Тогда на верфях положение было крайне тяжелое: не успевали пополнять потери. Поэтому кому-то из высших командиров флота пришлась по вкусу причудливая идея: нос «Сомалийца» прирастить к корме однотипного с ним «Туарега». Это составное судно, модернизированное и показавшее на испытании приличную скорость и неплохие мореходные качества, окрестили составным же именем «Сомарег».
Когда Джону Джеллико, тогдашнему командующему Грэнд-Флитом, стало известно о рождении корабля-гибрида, он поводимому, остался очень доволен. Он много смеялся. «Укомплектовать корабль командой головорезов, списанных за различные шалости с других судов, – приказал он. – При возложении боевых задач не считаться ни с какими опасностями».

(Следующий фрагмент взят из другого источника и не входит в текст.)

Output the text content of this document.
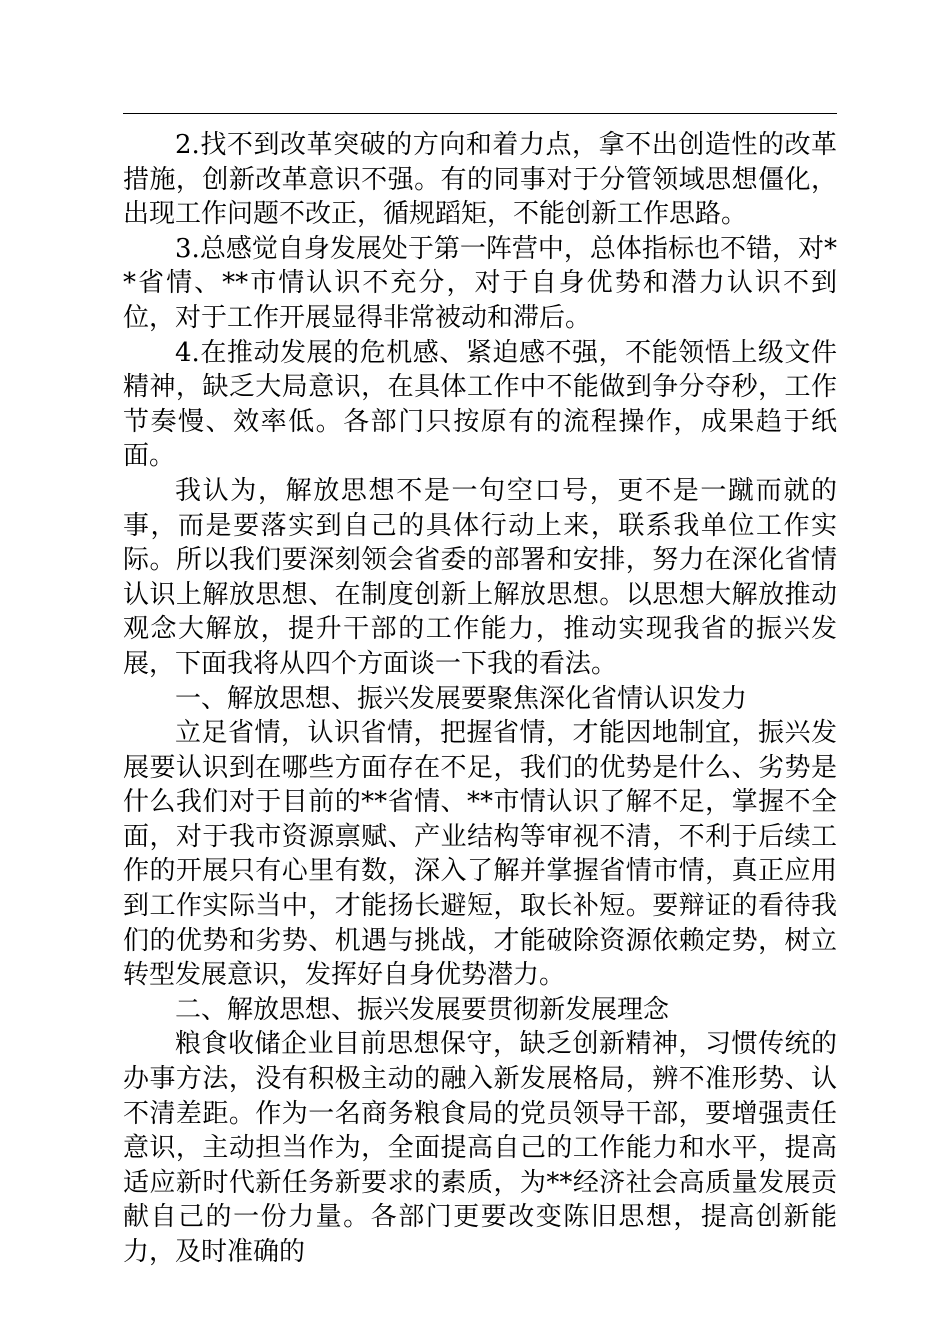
2.找不到改革突破的方向和着力点，拿不出创造性的改革措施，创新改革意识不强。有的同事对于分管领域思想僵化，出现工作问题不改正，循规蹈矩，不能创新工作思路。

3.总感觉自身发展处于第一阵营中，总体指标也不错，对**省情、**市情认识不充分，对于自身优势和潜力认识不到位，对于工作开展显得非常被动和滞后。

4.在推动发展的危机感、紧迫感不强，不能领悟上级文件精神，缺乏大局意识，在具体工作中不能做到争分夺秒，工作节奏慢、效率低。各部门只按原有的流程操作，成果趋于纸面。

我认为，解放思想不是一句空口号，更不是一蹴而就的事，而是要落实到自己的具体行动上来，联系我单位工作实际。所以我们要深刻领会省委的部署和安排，努力在深化省情认识上解放思想、在制度创新上解放思想。以思想大解放推动观念大解放，提升干部的工作能力，推动实现我省的振兴发展，下面我将从四个方面谈一下我的看法。

一、解放思想、振兴发展要聚焦深化省情认识发力

立足省情，认识省情，把握省情，才能因地制宜，振兴发展要认识到在哪些方面存在不足，我们的优势是什么、劣势是什么我们对于目前的**省情、**市情认识了解不足，掌握不全面，对于我市资源禀赋、产业结构等审视不清，不利于后续工作的开展只有心里有数，深入了解并掌握省情市情，真正应用到工作实际当中，才能扬长避短，取长补短。要辩证的看待我们的优势和劣势、机遇与挑战，才能破除资源依赖定势，树立转型发展意识，发挥好自身优势潜力。

二、解放思想、振兴发展要贯彻新发展理念

粮食收储企业目前思想保守，缺乏创新精神，习惯传统的办事方法，没有积极主动的融入新发展格局，辨不准形势、认不清差距。作为一名商务粮食局的党员领导干部，要增强责任意识，主动担当作为，全面提高自己的工作能力和水平，提高适应新时代新任务新要求的素质，为**经济社会高质量发展贡献自己的一份力量。各部门更要改变陈旧思想，提高创新能力，及时准确的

Для эсминца «Сомарег» такая бурная жизнь стала традицией. Поэтому, когда Ральфу Кэннеди сообщили, что он должен вести свой отряд в Бьоркэ и там получить особое задание лично от некоего «мистера Ди-Эм», уполномоченного весьма высоко стоящих лиц, он ничуть тому не удивился. По карте все было понятно без объяснений: Бьоркэ (по-фински – «Койвисто») – последний рубеж западной цивилизации; это, как говорят газетчики, крайний мыс, вдающийся в бурное красное море…

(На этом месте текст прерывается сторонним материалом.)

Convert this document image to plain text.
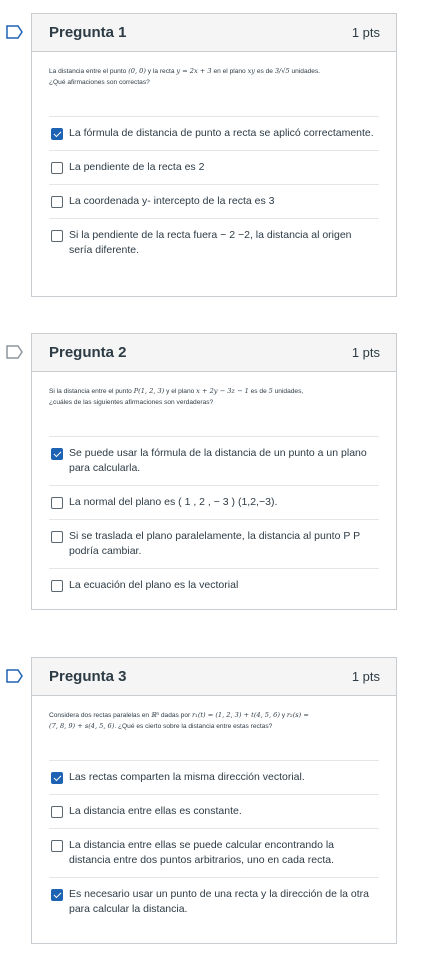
Pregunta 1	1 pts
La distancia entre el punto (0, 0) y la recta y = 2x + 3 en el plano xy es de 3/√5 unidades.
¿Qué afirmaciones son correctas?
La fórmula de distancia de punto a recta se aplicó correctamente.
La pendiente de la recta es 2
La coordenada y- intercepto de la recta es 3
Si la pendiente de la recta fuera − 2 −2, la distancia al origen sería diferente.
Pregunta 2	1 pts
Si la distancia entre el punto P(1, 2, 3) y el plano x + 2y − 3z − 1 es de 5 unidades,
¿cuáles de las siguientes afirmaciones son verdaderas?
Se puede usar la fórmula de la distancia de un punto a un plano para calcularla.
La normal del plano es ( 1 , 2 , − 3 ) (1,2,−3).
Si se traslada el plano paralelamente, la distancia al punto P P podría cambiar.
La ecuación del plano es la vectorial
Pregunta 3	1 pts
Considera dos rectas paralelas en ℝ³ dadas por r₁(t) = (1, 2, 3) + t(4, 5, 6) y r₂(s) =
(7, 8, 9) + s(4, 5, 6). ¿Qué es cierto sobre la distancia entre estas rectas?
Las rectas comparten la misma dirección vectorial.
La distancia entre ellas es constante.
La distancia entre ellas se puede calcular encontrando la distancia entre dos puntos arbitrarios, uno en cada recta.
Es necesario usar un punto de una recta y la dirección de la otra para calcular la distancia.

Правда, каплейт Кэннеди чуть-чуть поморщился: большевики! Их флота, он, разумеется, не боялся: разведка доносила, что у них там царствует полный развал и анархия. Корабли не выходят в море. Они превращены в пловучие гаремы, в увеселительные заведения, где очаровательные бывшие графини и княгини, под страхом вылететь за борт, вынуждены увеселять пьяных матросов. Уверяют, что вместо снарядов и торпед суда до верхней палубы загружены бутылками отличного вина из бывших царских погребов! Недурно?!
Орудий такого флота бояться, разумеется, не приходилось, но Кэннеди пытливо взглядывал на свою команду. Боцманы доносили ему совсем другое: экипаж кораблей проявляет излишний интерес к любому сведению о красной России… Оно – понятно! Кому не лестно послужить на корабле, нагруженном шампанским лучших марок, любуясь во время вахты плясками прелестных аристократок?.. Но вместе с тем…
Через час по приходе кораблей в Бьоркэ на «Сомарег» прибыло названное его командиру неофициальное лицо. Мистер Макферсон, как оказывается, был не просто участником войны 1914–1918 годов, не просто ветераном Ютландского боя. Он, как и «Сомарег», являлся одной из флотских достопримечательностей и диковинок. В Ютландском бою с затонувшего тяжелого крейсера «Индефатигэбл» из его команды в восемьсот человек спаслось двое. Одним из них был мистер Макферсон.
Из разговора с ним мистер Кэннеди вынес много нового и интересного. Джон Макферсон был до войны постоянным жителем России, Петербурга в частности. Член столичного русского яхт-клуба, он отлично знал эти воды и их берега. Ценно, очень ценно!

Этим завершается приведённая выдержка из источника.